The medical director of the Boston Marathon’s elite athlete medical tent, Martin S. Levine, DO, MPH, had finished helping some of the world’s fastest long-distance runners recover from the race when he heard the first of the two explosions.
As he has told more than a dozen media outlets, Dr. Levine saw blood everywhere and rushed to help the wounded. Live bodies, limbs and chunks of human tissue lay scattered helter-skelter. Many of those injured had severed or mangled legs.
Metal shards, nails, and other shrapnel and blast-generated debris had ripped open flesh and gouged through calf muscles, said Dr. Levine, who was the AOA’s 2011-12 president. He removed his belt and his identification badge’s lanyard and applied them as tourniquets, as did some other physicians at the scene.
Dr. Levine helped triage the blast victims and convey the most seriously injured to awaiting ambulances using cots and boards as makeshift gurneys. Even those with less severe wounds were bleeding profusely and needed prompt medical attention.
“I remember saying to one patient who was not as seriously injured as the others, ‘Come on. Let’s go. Let’s get you out of here,’ ” Dr. Levine told The DO. A family physician and sports medicine specialist in Bayonne, N.J., Dr. Levine had to shift gears dramatically in assuming the role of a trauma physician.

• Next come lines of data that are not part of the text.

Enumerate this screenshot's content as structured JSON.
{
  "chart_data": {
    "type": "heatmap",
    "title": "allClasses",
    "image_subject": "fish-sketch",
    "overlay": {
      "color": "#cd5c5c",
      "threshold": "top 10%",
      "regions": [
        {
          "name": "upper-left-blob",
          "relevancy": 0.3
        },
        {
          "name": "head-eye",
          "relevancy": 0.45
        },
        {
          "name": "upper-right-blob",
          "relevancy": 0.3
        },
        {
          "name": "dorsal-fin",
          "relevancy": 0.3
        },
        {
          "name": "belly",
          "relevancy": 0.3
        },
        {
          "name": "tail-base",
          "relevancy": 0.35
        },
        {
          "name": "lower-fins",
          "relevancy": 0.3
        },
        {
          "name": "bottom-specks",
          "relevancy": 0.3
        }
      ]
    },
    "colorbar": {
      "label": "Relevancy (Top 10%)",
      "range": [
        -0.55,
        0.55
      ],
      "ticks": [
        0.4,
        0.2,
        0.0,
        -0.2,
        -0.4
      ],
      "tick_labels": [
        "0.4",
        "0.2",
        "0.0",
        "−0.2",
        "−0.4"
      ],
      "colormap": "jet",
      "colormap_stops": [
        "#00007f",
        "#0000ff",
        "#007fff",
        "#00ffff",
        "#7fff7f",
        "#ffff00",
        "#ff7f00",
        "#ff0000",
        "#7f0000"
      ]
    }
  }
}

At the finish-line medical tent, another osteopathic physician, who competed in the marathon, was recovering from severe leg cramps when she heard the bombs explode, the first barely 50 yards away. Almost immediately, Danielle A. Deines, DO, morphed from patient into first responder.
“I had finished the race more than an hour and a half before the first explosion and was trying to get back on my feet,” remembers Dr. Deines, who is a first-year resident in pediatrics at the University of New Mexico School of Medicine in Albuquerque. “Every time I would stand up, my legs would cramp up again. But after I heard the second explosion, I forced myself up and asked a nurse what I could do to help.”
As an intern who is not a licensed physician in Massachusetts, Dr. Deines wanted to do whatever she could do legally, as injured blast victims were brought into the tent for treatment. The nurse suggested that she initially focus on discharging the recuperating runners, who had been moved to one corner of the tent. Most of them wanted to leave but needed a physician’s signature first.
“They were a little freaked out and saying ‘I just want to get out of here,’ ” Dr. Deines says.
After discharging several athletes, she concentrated on getting needed supplies ready for use and assisted with triage of the incoming wounded.
“One man, who was there with his wife and daughter, had a pretty severe leg injury, but it looked like the leg was salvageable, so we were trying to get him on an ambulance,” Dr. Deines says. “He was definitely aware of how much pain he was in. Other blast victims seemed kind of dazed and didn’t know what had happened, but they were conscious.”
Despite the horrors she witnessed Monday, Dr. Deines intends to compete in the Boston Marathon again. She expects heightened security measures will be instituted in the future but cannot envision what they will be.
“There were bomb-sniffing dogs out on the street during this year’s marathon,” she says. “I’m not sure what else they can do. Securing 26 miles of a race course would be extremely difficult.”
Planning to leave Boston on Saturday, Dr. Deines says the city is still filled with runners. “There are blue and yellow jackets all over the streets here,” she says. “People don’t care whether they finished the race or not. They are just proud to have been a part of it.”